( Bloomberg)– Google lost a shot to dismiss an action by a mastermind who claims he was fired for challenging a paper the company published that touted the capability of artificial intelligence to speed the design of computer chips.
In a conditional ruling Wednesday, a California state judge rejected the AlphabetInc. unit’s request to throw out Satrajit Chatterjee’s unlawful termination and whistleblower protection claims. Chatterjee is at least the third experimenter to be ousted by Google after butting heads with the company over the use of AI.
Before Chatterjee was fired in March 2022, he was an elderly engineering director whose liabilities included assessing a chip design action called Project Morpheus.
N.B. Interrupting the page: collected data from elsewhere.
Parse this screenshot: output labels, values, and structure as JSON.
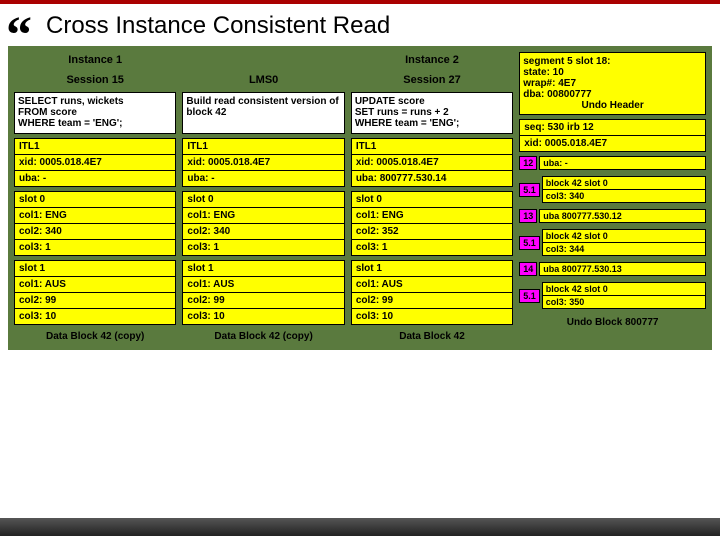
{
  "title": "Cross Instance Consistent Read",
  "inst1": "Instance 1",
  "inst2": "Instance 2",
  "s15": "Session 15",
  "lms": "LMS0",
  "s27": "Session 27",
  "q1": "SELECT runs, wickets\nFROM score\nWHERE team = 'ENG';",
  "q2": "Build read consistent version of block 42",
  "q3": "UPDATE score\nSET runs = runs + 2\nWHERE team = 'ENG';",
  "seg": {
    "l1": "segment 5 slot 18:",
    "l2": "state: 10",
    "l3": "wrap#: 4E7",
    "l4": "dba: 00800777",
    "cap": "Undo Header"
  },
  "itl": "ITL1",
  "xid": "xid: 0005.018.4E7",
  "ubaDash": "uba: -",
  "uba3": "uba: 800777.530.14",
  "seq": "seq: 530 irb 12",
  "s0": "slot 0",
  "s1": "slot 1",
  "c1e": "col1: ENG",
  "c2a": "col2: 340",
  "c2b": "col2: 352",
  "c3one": "col3: 1",
  "c1a": "col1: AUS",
  "c2n": "col2: 99",
  "c3t": "col3: 10",
  "capA": "Data Block 42 (copy)",
  "capB": "Data Block 42",
  "capU": "Undo Block 800777",
  "t12": "12",
  "t13": "13",
  "t14": "14",
  "t51": "5.1",
  "u1a": "block 42 slot 0",
  "u1b": "col3: 340",
  "u2": "uba 800777.530.12",
  "u3a": "block 42 slot 0",
  "u3b": "col3: 344",
  "u4": "uba 800777.530.13",
  "u5a": "block 42 slot 0",
  "u5b": "col3: 350"
}
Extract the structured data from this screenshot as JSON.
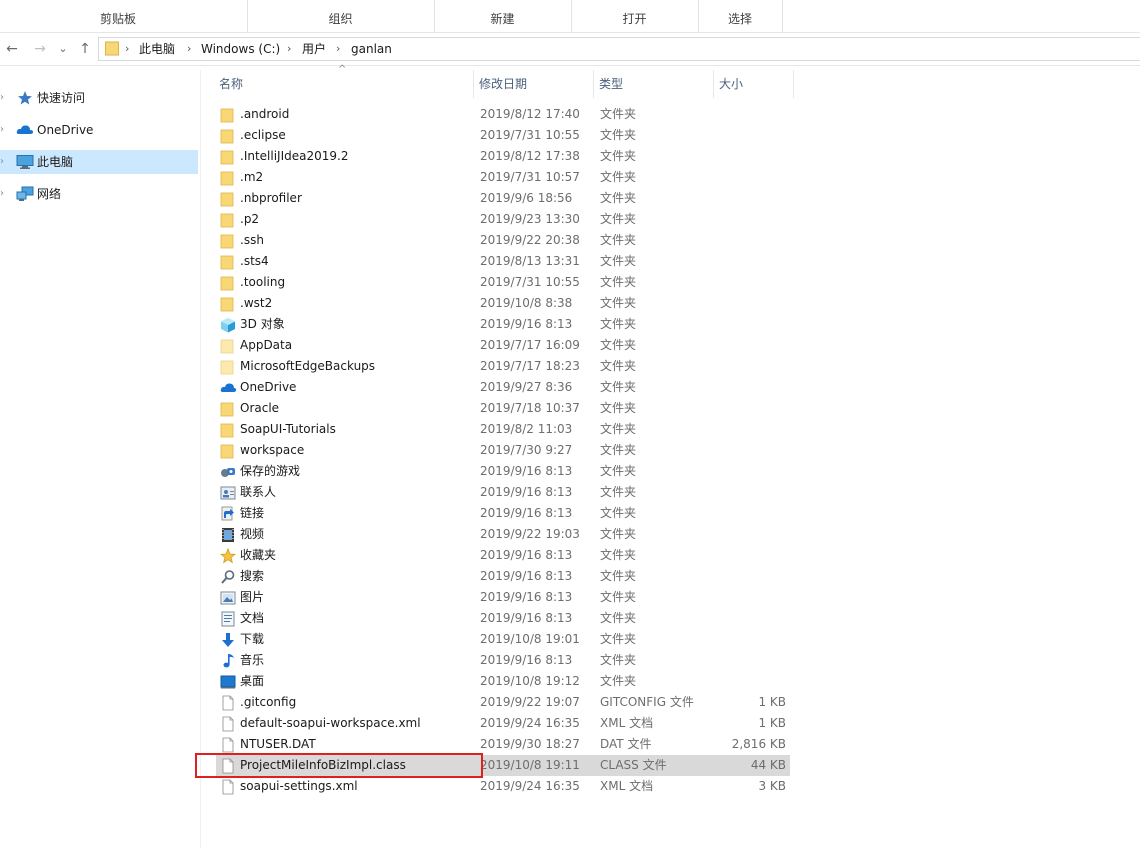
{
  "ribbon": {
    "groups": [
      "剪贴板",
      "组织",
      "新建",
      "打开",
      "选择"
    ]
  },
  "address": {
    "crumbs": [
      "此电脑",
      "Windows (C:)",
      "用户",
      "ganlan"
    ],
    "sep": "›"
  },
  "nav_buttons": {
    "back": "←",
    "forward": "→",
    "recent": "⌄",
    "up": "↑"
  },
  "sidebar": {
    "items": [
      {
        "label": "快速访问",
        "icon": "star-icon"
      },
      {
        "label": "OneDrive",
        "icon": "cloud-icon"
      },
      {
        "label": "此电脑",
        "icon": "monitor-icon"
      },
      {
        "label": "网络",
        "icon": "network-icon"
      }
    ],
    "expander": "›"
  },
  "columns": {
    "name": "名称",
    "date": "修改日期",
    "type": "类型",
    "size": "大小",
    "sort_indicator": "^"
  },
  "files": [
    {
      "name": ".android",
      "date": "2019/8/12 17:40",
      "type": "文件夹",
      "size": "",
      "icon": "folder"
    },
    {
      "name": ".eclipse",
      "date": "2019/7/31 10:55",
      "type": "文件夹",
      "size": "",
      "icon": "folder"
    },
    {
      "name": ".IntelliJIdea2019.2",
      "date": "2019/8/12 17:38",
      "type": "文件夹",
      "size": "",
      "icon": "folder"
    },
    {
      "name": ".m2",
      "date": "2019/7/31 10:57",
      "type": "文件夹",
      "size": "",
      "icon": "folder"
    },
    {
      "name": ".nbprofiler",
      "date": "2019/9/6 18:56",
      "type": "文件夹",
      "size": "",
      "icon": "folder"
    },
    {
      "name": ".p2",
      "date": "2019/9/23 13:30",
      "type": "文件夹",
      "size": "",
      "icon": "folder"
    },
    {
      "name": ".ssh",
      "date": "2019/9/22 20:38",
      "type": "文件夹",
      "size": "",
      "icon": "folder"
    },
    {
      "name": ".sts4",
      "date": "2019/8/13 13:31",
      "type": "文件夹",
      "size": "",
      "icon": "folder"
    },
    {
      "name": ".tooling",
      "date": "2019/7/31 10:55",
      "type": "文件夹",
      "size": "",
      "icon": "folder"
    },
    {
      "name": ".wst2",
      "date": "2019/10/8 8:38",
      "type": "文件夹",
      "size": "",
      "icon": "folder"
    },
    {
      "name": "3D 对象",
      "date": "2019/9/16 8:13",
      "type": "文件夹",
      "size": "",
      "icon": "cube"
    },
    {
      "name": "AppData",
      "date": "2019/7/17 16:09",
      "type": "文件夹",
      "size": "",
      "icon": "folder-light"
    },
    {
      "name": "MicrosoftEdgeBackups",
      "date": "2019/7/17 18:23",
      "type": "文件夹",
      "size": "",
      "icon": "folder-light"
    },
    {
      "name": "OneDrive",
      "date": "2019/9/27 8:36",
      "type": "文件夹",
      "size": "",
      "icon": "cloud"
    },
    {
      "name": "Oracle",
      "date": "2019/7/18 10:37",
      "type": "文件夹",
      "size": "",
      "icon": "folder"
    },
    {
      "name": "SoapUI-Tutorials",
      "date": "2019/8/2 11:03",
      "type": "文件夹",
      "size": "",
      "icon": "folder"
    },
    {
      "name": "workspace",
      "date": "2019/7/30 9:27",
      "type": "文件夹",
      "size": "",
      "icon": "folder"
    },
    {
      "name": "保存的游戏",
      "date": "2019/9/16 8:13",
      "type": "文件夹",
      "size": "",
      "icon": "games"
    },
    {
      "name": "联系人",
      "date": "2019/9/16 8:13",
      "type": "文件夹",
      "size": "",
      "icon": "contacts"
    },
    {
      "name": "链接",
      "date": "2019/9/16 8:13",
      "type": "文件夹",
      "size": "",
      "icon": "link"
    },
    {
      "name": "视频",
      "date": "2019/9/22 19:03",
      "type": "文件夹",
      "size": "",
      "icon": "video"
    },
    {
      "name": "收藏夹",
      "date": "2019/9/16 8:13",
      "type": "文件夹",
      "size": "",
      "icon": "star"
    },
    {
      "name": "搜索",
      "date": "2019/9/16 8:13",
      "type": "文件夹",
      "size": "",
      "icon": "search"
    },
    {
      "name": "图片",
      "date": "2019/9/16 8:13",
      "type": "文件夹",
      "size": "",
      "icon": "picture"
    },
    {
      "name": "文档",
      "date": "2019/9/16 8:13",
      "type": "文件夹",
      "size": "",
      "icon": "document"
    },
    {
      "name": "下载",
      "date": "2019/10/8 19:01",
      "type": "文件夹",
      "size": "",
      "icon": "download"
    },
    {
      "name": "音乐",
      "date": "2019/9/16 8:13",
      "type": "文件夹",
      "size": "",
      "icon": "music"
    },
    {
      "name": "桌面",
      "date": "2019/10/8 19:12",
      "type": "文件夹",
      "size": "",
      "icon": "desktop"
    },
    {
      "name": ".gitconfig",
      "date": "2019/9/22 19:07",
      "type": "GITCONFIG 文件",
      "size": "1 KB",
      "icon": "file"
    },
    {
      "name": "default-soapui-workspace.xml",
      "date": "2019/9/24 16:35",
      "type": "XML 文档",
      "size": "1 KB",
      "icon": "file"
    },
    {
      "name": "NTUSER.DAT",
      "date": "2019/9/30 18:27",
      "type": "DAT 文件",
      "size": "2,816 KB",
      "icon": "file"
    },
    {
      "name": "ProjectMileInfoBizImpl.class",
      "date": "2019/10/8 19:11",
      "type": "CLASS 文件",
      "size": "44 KB",
      "icon": "file",
      "selected": true
    },
    {
      "name": "soapui-settings.xml",
      "date": "2019/9/24 16:35",
      "type": "XML 文档",
      "size": "3 KB",
      "icon": "file"
    }
  ],
  "colors": {
    "folder": "#f8d775",
    "folder_dark": "#e8b84a",
    "selection": "#d9d9d9",
    "nav_selection": "#cce8ff",
    "annotation": "#e02020"
  }
}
His disagreement with Google followed its publication of a scientific paper in the journal Nature in April 2020 which claimed the company’s AI programs could design computer chips more briskly than humans.
Chatterjee and his platoon conducted further exploration which he claims convinced him that Google’s paper misrepresented the capability of the company’s personal technology.
After presenting his findings to Google administrators, he was fired “ because he allegedly hovered to expose his reservations of fraud to the CEO and the board, ” according to the court’s summary of the complaint.
In his ruling, Superior Court Judge Frederick Chung in San Jose said Chatterjee adequately supported his claim that Google terminated him in retribution for refusing to share in an act that would violate state or civil law.
Google argued that Chatterjee’s allegations and reports of fraud are academic controversies and “ a disagreement between scientists over the better way to design computer chips, ” rendering them an internal matter.
“ This argument presupposes, still, that internal labor force matters and exposures of suspected or factual unlawful conduct are always mutually exclusive, ” Chung wrote.
Chatterjee claims that Google, by hyping its AI exploration, was trying to defraud shareholders and the public.
The court’s website indicates that Google can dispute the conditional ruling at a hail Thursday before the judge issues a final decision. Google preliminarily won redundancy
of other claims in the case.
Google didn’t respond outdoors regular business hours to a request for comment.
The case is Chatterjee. Google LLC, 22CV398683, California Superior Court, Santa Clara County( San Jose).